CPCR denounces the systematic refusal by France to extradite suspected génocidaires to Rwanda to face trial, he said. The rights group says that 30 individual extradition requests have been rejected by France’s Cour de Cassation. CPCR also questions the deliberate delays of French justice to prosecute Genocide suspects on its soil. These failures, it says, amount to a breach of international law by France. Gauthier describes the decision to step up the campaign at the UN as timely and necessary, as France continues to perpetuate injustices committed as part of the Genocide. "For years we have endeavoured to engage with the French government, exhausting all political and legal avenues to find justice for the victims. "But after years of denial and complicity, it is timely and necessary to refer these failings to the United Nations, in the hope that the UPR process will finally help to reveal the truth about France’s historic role in the atrocities of 1994,” Gauthier added. The UPR is a process that involves periodic review of the human rights records of all the 193 UN members. It was established in 2006 and is based on equal treatment for all countries. In a statement released Thursday, Ibuka said that it shares, supports and endorses the concerns raised by CPCR. Ibuka, in its own submission to the UNHRC, appeals to the UN Human Rights Council and all UN member states to give the concerns raised due consideration and take all the necessary action in regards to the CPCR recommendations. Ibuka president Dr Jean Pierre Dusingizemungu said yesterday, "We call upon the UN Human Rights Council and all UN member states to acknowledge the role of French officials in the 1994 Genocide against the Tutsi and to take appropriate steps in accordance with national and international legal frameworks.

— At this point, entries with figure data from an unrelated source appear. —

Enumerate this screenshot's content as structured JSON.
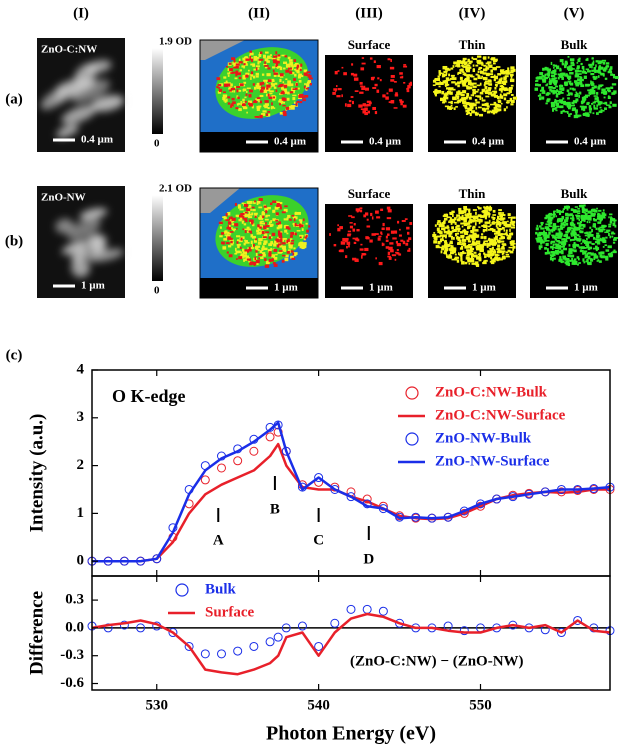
{
  "figure": {
    "columns": [
      "(I)",
      "(II)",
      "(III)",
      "(IV)",
      "(V)"
    ],
    "rows": [
      "(a)",
      "(b)",
      "(c)"
    ],
    "panels": [
      {
        "sample": "ZnO-C:NW",
        "od_max": "1.9 OD",
        "od_min": "0",
        "scale_bars": [
          "0.4 µm",
          "0.4 µm",
          "0.4 µm",
          "0.4 µm",
          "0.4 µm"
        ],
        "phases": [
          "Surface",
          "Thin",
          "Bulk"
        ]
      },
      {
        "sample": "ZnO-NW",
        "od_max": "2.1 OD",
        "od_min": "0",
        "scale_bars": [
          "1 µm",
          "1 µm",
          "1 µm",
          "1 µm",
          "1 µm"
        ],
        "phases": [
          "Surface",
          "Thin",
          "Bulk"
        ]
      }
    ]
  },
  "chart_data": [
    {
      "type": "line",
      "ylabel": "Intensity (a.u.)",
      "annotation": "O K-edge",
      "xlim": [
        526,
        558
      ],
      "xticks": [
        530,
        540,
        550
      ],
      "show_xtick_labels": false,
      "ylim": [
        -0.31,
        4
      ],
      "yticks": [
        0,
        1,
        2,
        3,
        4
      ],
      "legend": "upper right",
      "peak_markers": [
        {
          "label": "A",
          "x": 533.8
        },
        {
          "label": "B",
          "x": 537.3
        },
        {
          "label": "C",
          "x": 540
        },
        {
          "label": "D",
          "x": 543.1
        }
      ],
      "x": [
        526,
        527,
        528,
        529,
        530,
        531,
        532,
        533,
        534,
        535,
        536,
        537,
        537.5,
        538,
        539,
        540,
        541,
        542,
        543,
        544,
        545,
        546,
        547,
        548,
        549,
        550,
        551,
        552,
        553,
        554,
        555,
        556,
        557,
        558
      ],
      "series": [
        {
          "name": "ZnO-C:NW-Bulk",
          "color": "#e8202a",
          "mode": "markers",
          "values": [
            0,
            0,
            0,
            0,
            0.05,
            0.5,
            1.2,
            1.7,
            1.95,
            2.1,
            2.3,
            2.6,
            2.7,
            2.3,
            1.6,
            1.65,
            1.55,
            1.45,
            1.3,
            1.15,
            0.95,
            0.9,
            0.9,
            0.92,
            1.0,
            1.15,
            1.3,
            1.38,
            1.42,
            1.45,
            1.45,
            1.48,
            1.5,
            1.5
          ]
        },
        {
          "name": "ZnO-C:NW-Surface",
          "color": "#e8202a",
          "mode": "line",
          "values": [
            0,
            0,
            0,
            0,
            0.05,
            0.4,
            1.0,
            1.4,
            1.6,
            1.75,
            1.9,
            2.2,
            2.45,
            2.0,
            1.55,
            1.5,
            1.5,
            1.35,
            1.25,
            1.1,
            0.95,
            0.9,
            0.88,
            0.9,
            1.0,
            1.15,
            1.3,
            1.38,
            1.42,
            1.45,
            1.43,
            1.45,
            1.5,
            1.5
          ]
        },
        {
          "name": "ZnO-NW-Bulk",
          "color": "#1a2ee8",
          "mode": "markers",
          "values": [
            0,
            0,
            0,
            0,
            0.05,
            0.7,
            1.5,
            2.0,
            2.2,
            2.35,
            2.55,
            2.8,
            2.85,
            2.3,
            1.55,
            1.75,
            1.5,
            1.35,
            1.2,
            1.1,
            0.92,
            0.92,
            0.9,
            0.92,
            1.05,
            1.2,
            1.3,
            1.35,
            1.4,
            1.45,
            1.5,
            1.5,
            1.52,
            1.55
          ]
        },
        {
          "name": "ZnO-NW-Surface",
          "color": "#1a2ee8",
          "mode": "line",
          "values": [
            0,
            0,
            0,
            0,
            0.05,
            0.6,
            1.4,
            1.9,
            2.15,
            2.3,
            2.5,
            2.75,
            2.9,
            2.3,
            1.5,
            1.75,
            1.5,
            1.35,
            1.15,
            1.1,
            0.9,
            0.92,
            0.9,
            0.92,
            1.05,
            1.2,
            1.3,
            1.35,
            1.4,
            1.45,
            1.5,
            1.5,
            1.52,
            1.55
          ]
        }
      ]
    },
    {
      "type": "line",
      "ylabel": "Difference",
      "xlabel": "Photon Energy (eV)",
      "annotation": "(ZnO-C:NW) − (ZnO-NW)",
      "xlim": [
        526,
        558
      ],
      "xticks": [
        530,
        540,
        550
      ],
      "show_xtick_labels": true,
      "ylim": [
        -0.67,
        0.56
      ],
      "yticks": [
        -0.6,
        -0.3,
        {
          "value": 0,
          "label": "0.0"
        },
        0.3
      ],
      "hline": 0,
      "legend": "upper left",
      "x": [
        526,
        527,
        528,
        529,
        530,
        531,
        532,
        533,
        534,
        535,
        536,
        537,
        537.5,
        538,
        539,
        540,
        541,
        542,
        543,
        544,
        545,
        546,
        547,
        548,
        549,
        550,
        551,
        552,
        553,
        554,
        555,
        556,
        557,
        558
      ],
      "series": [
        {
          "name": "Bulk",
          "color": "#1a2ee8",
          "mode": "markers",
          "values": [
            0.02,
            0.0,
            0.03,
            0.0,
            0.02,
            -0.05,
            -0.2,
            -0.28,
            -0.28,
            -0.25,
            -0.2,
            -0.15,
            -0.1,
            0.0,
            0.02,
            -0.2,
            0.05,
            0.2,
            0.2,
            0.18,
            0.05,
            0.0,
            0.0,
            0.02,
            -0.03,
            0.0,
            0.0,
            0.03,
            0.0,
            -0.02,
            -0.05,
            0.08,
            0.0,
            -0.03
          ]
        },
        {
          "name": "Surface",
          "color": "#e8202a",
          "mode": "line",
          "values": [
            0.0,
            0.03,
            0.05,
            0.08,
            0.04,
            -0.05,
            -0.2,
            -0.45,
            -0.48,
            -0.5,
            -0.45,
            -0.38,
            -0.3,
            -0.1,
            -0.05,
            -0.3,
            -0.05,
            0.1,
            0.15,
            0.12,
            0.05,
            0.0,
            0.0,
            -0.03,
            -0.05,
            -0.05,
            0.0,
            0.03,
            0.0,
            0.03,
            -0.05,
            0.08,
            -0.03,
            -0.05
          ]
        }
      ]
    }
  ]
}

"In addition, we call upon the country to either extradite to Rwanda or prosecute all the alleged génocidaires to whom it continues to provide a safe haven.”

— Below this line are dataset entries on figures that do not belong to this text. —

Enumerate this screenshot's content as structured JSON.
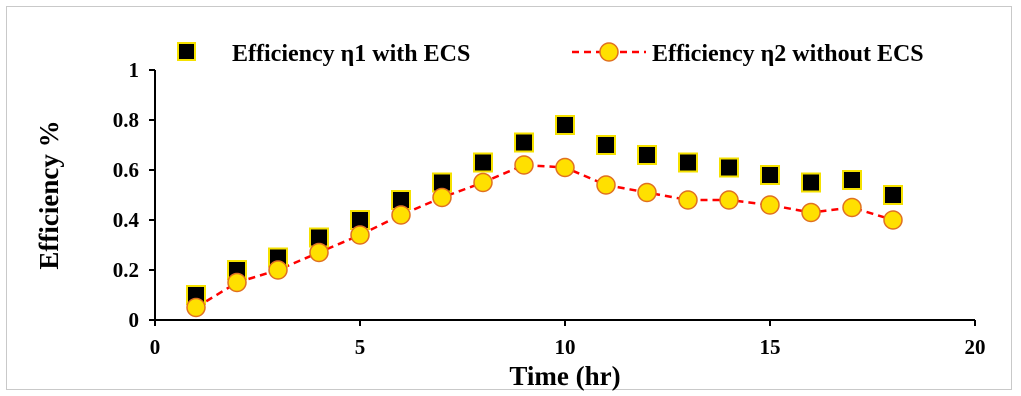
{
  "chart_data": {
    "type": "scatter",
    "title": "",
    "xlabel": "Time (hr)",
    "ylabel": "Efficiency %",
    "xlim": [
      0,
      20
    ],
    "ylim": [
      0,
      1
    ],
    "xticks": [
      "0",
      "5",
      "10",
      "15",
      "20"
    ],
    "yticks": [
      "0",
      "0.2",
      "0.4",
      "0.6",
      "0.8",
      "1"
    ],
    "grid": false,
    "legend_position": "top",
    "series": [
      {
        "name": "Efficiency η1 with ECS",
        "marker": "square",
        "line": "none",
        "fill_color": "#000000",
        "edge_color": "#f5e100",
        "x": [
          1,
          2,
          3,
          4,
          5,
          6,
          7,
          8,
          9,
          10,
          11,
          12,
          13,
          14,
          15,
          16,
          17,
          18
        ],
        "y": [
          0.1,
          0.2,
          0.25,
          0.33,
          0.4,
          0.48,
          0.55,
          0.63,
          0.71,
          0.78,
          0.7,
          0.66,
          0.63,
          0.61,
          0.58,
          0.55,
          0.56,
          0.5
        ]
      },
      {
        "name": "Efficiency η2 without ECS",
        "marker": "circle",
        "line": "dashed",
        "fill_color": "#ffe000",
        "edge_color": "#e07020",
        "line_color": "#ff0000",
        "x": [
          1,
          2,
          3,
          4,
          5,
          6,
          7,
          8,
          9,
          10,
          11,
          12,
          13,
          14,
          15,
          16,
          17,
          18
        ],
        "y": [
          0.05,
          0.15,
          0.2,
          0.27,
          0.34,
          0.42,
          0.49,
          0.55,
          0.62,
          0.61,
          0.54,
          0.51,
          0.48,
          0.48,
          0.46,
          0.43,
          0.45,
          0.4
        ]
      }
    ]
  }
}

Prominent genocidaires in France In its submission, CPCR specifically recommends that France prosecute two Genocide suspects Wenceslas Munyeshyaka and Laurent Bucyibaruta, as France was obliged to do when it accepted the transfer of the case files from the International Criminal Tribunal for Rwanda in 2007. In the Munyeshyaka case, the French investigating judges dismissed the case in October 2015, but the civil parties who appealed this judgment still await the decision of the French courts. For Bucyibaruta, despite the closure of investigations into his involvement in the Genocide, a final decision as to whether he will be brought to justice is yet to be made. CPCR pointed out that the failure to prosecute those accused of genocide is in direct conflict with international human rights obligations. The National Commission for the fight against Genocide (CNLG) welcomed the submission from the two organisations. In a statement released Thursday, the Executive Secretary of CNLG, Dr Jean Damascene Bizimana, said; "CNLG is grateful to CPCR and Ibuka for sharing copies of their submissions and welcomes these valuable contributions to the ongoing fight for truth and justice.” Meanwhile, further evidence of France’s role in the Genocide continues to emerge, with French media this week reporting about its government’s role as well as the financing of arms purchases by a French bank.

"Recent revelations in the French media about the French Government’s decision to re-arm the genocidal forces and the role of French bank BNP Paribas in financing arms purchases underscore the critical importance of Ibuka and CPCR’s call for the French Government to immediately declassify and release all documentation related to France’s role in the Genocide,” Bizimana added.